A Block in St. John’s Wood…

… vs. Kicks in Sydney

The British pub in wartime provides a near-inexhaustible subject for study. So much has been written on it, not a little in our pages here. So much remains to be written, given the resources in libraries, newspaper and official archives, and private papers.

Take this example, from Neville Thomson, a staff writer for the Daily Telegraph in London. The year was 1944. The locale: the Abbey Pub, St. John’s Wood, London. Thomson was on assignment in Australia, working for an affiliated Sydney paper.

There had been publicity locally about reforming the infamous “six o’clock swill”. A 6:00 p.m. weekday closing hour was long mandated for hotels. Over-drinking often resulted, to beat the closing hour.

Thomson portrayed an idyllic London pub, in part to encourage reform of these regulations, although they endured in some areas until the 1970s.

Before television, before Instagram and other social media, the written word counted for a lot to inform public. A good journalist could do this in a few lines, as Thomson’s article deftly shows.

In calm, well-paced prose he set his purpose as follows:

So the U.L.V.A. [United Licensed Victuallers of Australia] wants to give Australians pubs modelled on the British pattern … with civilised drinking instead of the crazy swilling that goes inevitably with six o’clock closing. And what is the typical British pub like? Here is a profile of my “local” in St. John’s Wood, London. Characters are not fictitious, and any resemblance to real life is intentional. The pub is the Abbey Tavern, in Violet Hill, five minutes’ walk from Lord’s.

The account, short as it is, is almost cinematograph. He focuses on the patrons, not on the beer or food (or deficiencies in same), not on the landlord. He describes each by name and occupation, and the entertainments of the pub, provided by the customers themselves.
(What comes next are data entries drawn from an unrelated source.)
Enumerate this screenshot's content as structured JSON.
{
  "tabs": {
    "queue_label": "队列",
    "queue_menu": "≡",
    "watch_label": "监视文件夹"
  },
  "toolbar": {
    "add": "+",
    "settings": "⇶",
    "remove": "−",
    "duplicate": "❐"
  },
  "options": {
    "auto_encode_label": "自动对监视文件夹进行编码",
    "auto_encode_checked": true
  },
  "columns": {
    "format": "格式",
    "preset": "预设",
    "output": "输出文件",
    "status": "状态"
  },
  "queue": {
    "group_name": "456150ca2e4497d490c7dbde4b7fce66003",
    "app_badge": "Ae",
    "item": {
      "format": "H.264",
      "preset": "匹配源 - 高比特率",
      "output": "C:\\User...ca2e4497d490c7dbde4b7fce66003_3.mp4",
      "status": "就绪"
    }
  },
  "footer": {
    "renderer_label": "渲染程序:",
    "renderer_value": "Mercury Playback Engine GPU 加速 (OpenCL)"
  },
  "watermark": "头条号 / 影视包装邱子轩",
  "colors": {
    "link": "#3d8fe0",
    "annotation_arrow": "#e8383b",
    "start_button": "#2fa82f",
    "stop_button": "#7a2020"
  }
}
The Abbey was a Whitbread pub and long remained so but finally was converted into a private residence. Towards the end it appeared as below:

 

 

The Abbey was near the Lord’s cricket ground. Originally a thatched house, it was re-built with the development of St. John’s Wood. I am not certain when it occurred, probably in late 1800s.

You can see the original structure in bucolic splendour in this Getty image.

When reading Thomson’s account, George Orwell’s famous essay on the ideal pub, The Moon Under Water (1946), came to mind. Might George Orwell have seen Thomson’s piece before penning his own? It is possible.

Thomson’s article prompted a few letters-to-the-editor. At least one complained that Thomson exaggerated the harmlessness of the British pub. It stated Australia should keep its closing hours intact to prevent the return of wide-spread intemperance.

Some sided with Thomson, though. This letter is a good example, written by a lieutenant of the 18th Brigade, Australian Imperial Force. The officer had visited pubs when stationed in England and was impressed by them. He mentions a family’s Sunday gathering at The George, in Colchester, as an example of civilized socializing.

Unlike Neville Thomson the lieutenant remarks on the variety of beer available in the pub. There was mild, bitter, and lo, “I.P.A.” – not the tropical fruit-like beer of our time but descended from the original India Pale Ales. Maybe it was an implied rebuke to the standardized lager emerging in Australia even in the 1940s.

Flowers Brewery of Stratford-on-Avon made an I.P.A. in the period, as illustrated in another piece of ours.

Australian soldiers wrote uncommonly well, all ranks. For another example, see our discussion here.

Note re image: the image above was sourced from the Closed Pubs site (Lost Pubs Project), here. All intellectual property therein belong solely to the lawful owner, as applicable. Used for educational and historical purposes. All feedback welcomed.

 

 

 

 

 

3 thoughts on “A Block in St. John’s Wood…”

  1. I don’t deny, especially under wartime conditions, an element of “rose-coloured” in the article, which nonetheless is important historically and quite possibly influenced Orwell’s essay, or was of a genre that did.

    As a book-end, this post-war look at the same topic offers a more balanced viewed especially viz. the types of beer sold. The journalist, Australian here, noticed a taste in some beer of burned sugar, a malt substitute used in British brewing since the later 1800s.

    It is understandable war-era beer was thin from increased adjunct usage, but the article was written in 1953, eight years after the war ended.

    As always, reality is a multi-faceted thing.